Let this quintessential meditation pose teach you to focus on your path, not on your destination.

By Donna Farhi

Irish poet Oliver Goldsmith once said, "There are some faults so nearly allied to excellence, that we can scarce weed out the vice without eradicating the virtue." If I have learned anything during more than two decades of practice, it is that the purpose of yoga practice is not to eradicate defects but rather to learn to accept the whole of ourselves, including (and especially) those parts we find infuriating. Practicing yoga isn't about fixing all our problems and answering all our questions. It doesn't mean that one day we'll arrive at a pie-in-the-sky existence. In reality, some things are not fixable. In fact, if we achieve any equanimity at all, it's only a reflection of our skill at acceptance—our skill at living with our questions rather than having answered them. An even greater challenge is to not just begrudgingly accept our questions and imperfections, but to embrace them so that we enjoy our practice in spite of our difficulties.

It's All in the Hips

Here is a sequence of postures that I use to warm up for Padmasana. This sequence assumes that you are already familiar with deep hip opening movements and are able to do Half Lotus without strain or injury to your knee. But, like so many practitioners, you may have become stuck in the transition between doing Half Lotus and lifting that second leg up into the real McCoy. These movements are best done after standing poses, when the body is already warm. If you're very tight, you may benefit from practicing in the afternoon when the body is naturally more flexible. Begin by staying in each posture for at least a minute (counting 12 to 15 breaths is a good guide).

Your hips are deep joints stabilized by some of the strongest ligaments and muscles in your body. This stability means they are intrinsically less mobile than most other joints. Thus, the hips tend to change rather slowly. In contrast, your knee joint is one of the weakest joints in the body, and its instability makes it more mobile. Relative to the hip, the ankle also tends to be unstable. Therefore, when you are working on Padmasana, it is essential that you stabilize both your knees and your ankles as you attempt to free your hips.
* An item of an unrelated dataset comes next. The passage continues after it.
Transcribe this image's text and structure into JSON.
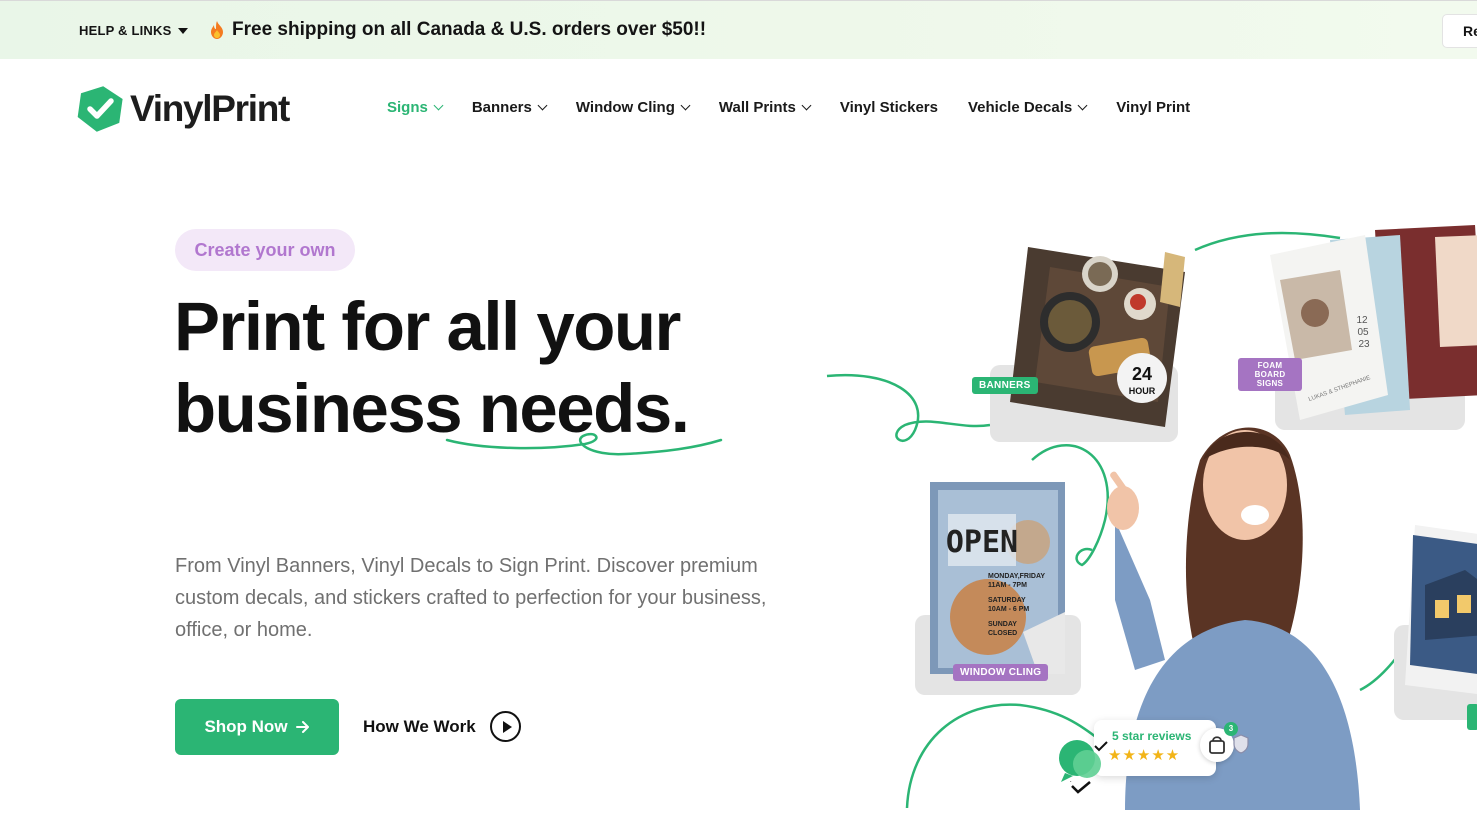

Otherwise you will damage the less stable joints long before you achieve Lotus.

Begin by sitting in a chair and slowly rotating the right leg out at the hip. Place your right ankle just above your left knee. To lift the leg into Ardha Padmasana (Half Lotus Pose), reach your right hand under your calf to grasp the outside of the right lower leg near the ankle. Flex the foot so that you can no longer see the sole, and slowly lift the leg up, rotating the shin and thigh outwards as you do so. Carefully place the ankle on the upper thigh near your groin, with the outer ball of the ankle joint supported by your thigh. Continue to draw the little toe of your right foot back towards your outer knee to prevent the rotation from coming at the ankle or knee. If you pull the leg up by grasping the top of the foot and allowing the foot to sickle, you will only overstretch the ligaments of your ankle and knee rather than opening your hip.